Vigie, janvier 2019

 

 

 

Nouvelle lune

 

 

Vigie Janvier 2019 03

 

 

 

Minuit. Seul à nouveau reprendre le quart. La hulotte chante fort dans la nuit sans lune. Personne ne passe dans la lumière du réverbère, pas même un chat, ni le renard, ni le blaireau – ne parlons pas des habitants, tous calfeutrés, tous endormis. Moins dix degrés au thermomètre, le givre travaille dur et l’on s’endurcit avec lui. On écoute, on regarde le peu qui palpite encore dans cette nuit d’hiver. On sent qu’il faut, qu’il faudrait, devant tant de silence, tenter une parole. On sent qu’il est temps. On craint de ne pas en avoir le courage, ni le temps.

 

Deux heures. Plus que toi, plus que tout, plus que la mer, bien plus que le printemps, l’écriture me manque, qui n’en finit pas de m’échapper. Trop longtemps j’ai laissé s’aggraver ce manque qui menace à présent comme une poche d’eau prête à percer. J’écris. Je laisse suinter ici ces lignes, pour ne pas éclater.

 

Cinq heures.

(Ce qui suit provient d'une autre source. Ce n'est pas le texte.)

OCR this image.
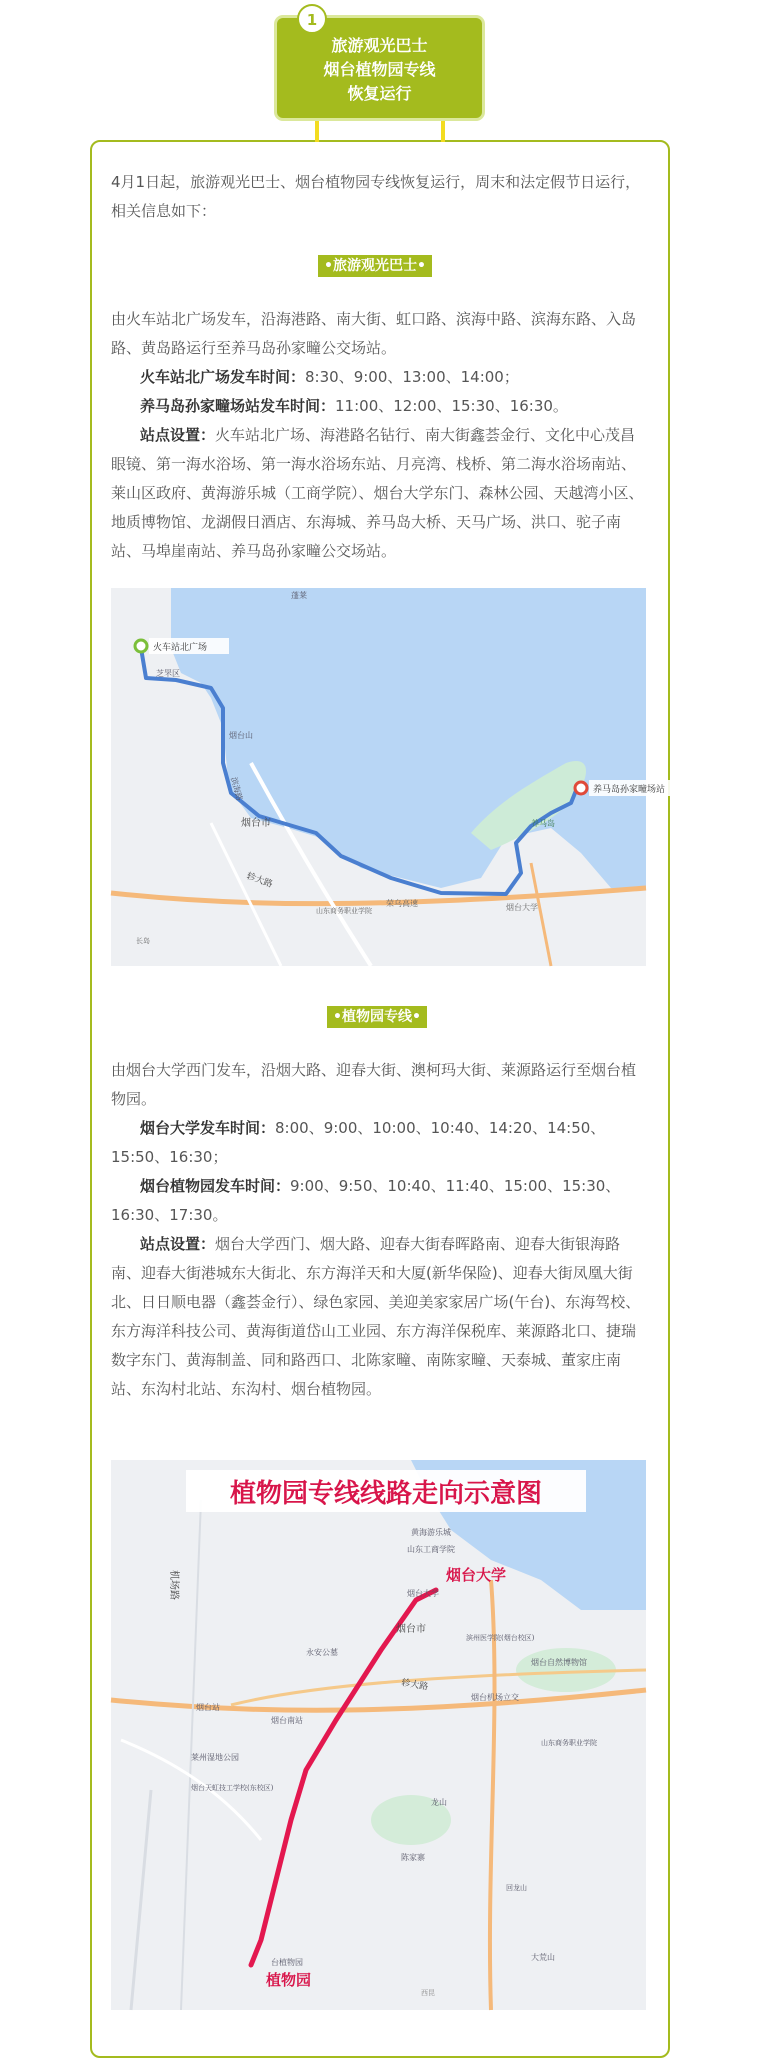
1
旅游观光巴士
烟台植物园专线
恢复运行

4月1日起，旅游观光巴士、烟台植物园专线恢复运行，周末和法定假节日运行，相关信息如下：

•旅游观光巴士•

由火车站北广场发车，沿海港路、南大街、虹口路、滨海中路、滨海东路、入岛路、黄岛路运行至养马岛孙家疃公交场站。

火车站北广场发车时间：8:30、9:00、13:00、14:00；

养马岛孙家疃场站发车时间：11:00、12:00、15:30、16:30。

站点设置：火车站北广场、海港路名钻行、南大街鑫荟金行、文化中心茂昌眼镜、第一海水浴场、第一海水浴场东站、月亮湾、栈桥、第二海水浴场南站、莱山区政府、黄海游乐城（工商学院）、烟台大学东门、森林公园、天越湾小区、地质博物馆、龙湖假日酒店、东海城、养马岛大桥、天马广场、洪口、驼子南站、马埠崖南站、养马岛孙家疃公交场站。

火车站北广场
养马岛孙家疃场站
蓬莱
芝罘区
烟台山
滨海路
烟台市
轸大路
长岛
山东商务职业学院
荣乌高速	烟台大学
养马岛
•植物园专线•

由烟台大学西门发车，沿烟大路、迎春大街、澳柯玛大街、莱源路运行至烟台植物园。

烟台大学发车时间：8:00、9:00、10:00、10:40、14:20、14:50、15:50、16:30；

烟台植物园发车时间：9:00、9:50、10:40、11:40、15:00、15:30、16:30、17:30。

站点设置：烟台大学西门、烟大路、迎春大街春晖路南、迎春大街银海路南、迎春大街港城东大街北、东方海洋天和大厦(新华保险)、迎春大街凤凰大街北、日日顺电器（鑫荟金行）、绿色家园、美迎美家家居广场(午台)、东海驾校、东方海洋科技公司、黄海街道岱山工业园、东方海洋保税库、莱源路北口、捷瑞数字东门、黄海制盖、同和路西口、北陈家疃、南陈家疃、天泰城、董家庄南站、东沟村北站、东沟村、烟台植物园。

植物园专线线路走向示意图
烟台大学
植物园
机场路
黄海游乐城
山东工商学院
烟台大学
烟台市
永安公墓
滨州医学院(烟台校区)
轸大路
烟台自然博物馆
烟台南站
烟台站
烟台机场立交
山东商务职业学院
莱州湿地公园
烟台天虹技工学校(东校区)
龙山
陈家寨
回龙山
大荒山
台植物园
西昆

La scène du petit théâtre où je soliloque en silence reste plongée dans la pénombre, au fond de laquelle s’allument à peine les lueurs d’une lampe, d’un chemin blanc. Personne ne demande mehr Licht, plus de lumière. Personne ne parle, personne ne pleure. C’est un spectacle d’hiver bien glacé qui pénètre jusqu’aux os malgré les murs, les couvertures, le chauffage allumé, et donne la prescience de ce que sera, demain, le pire.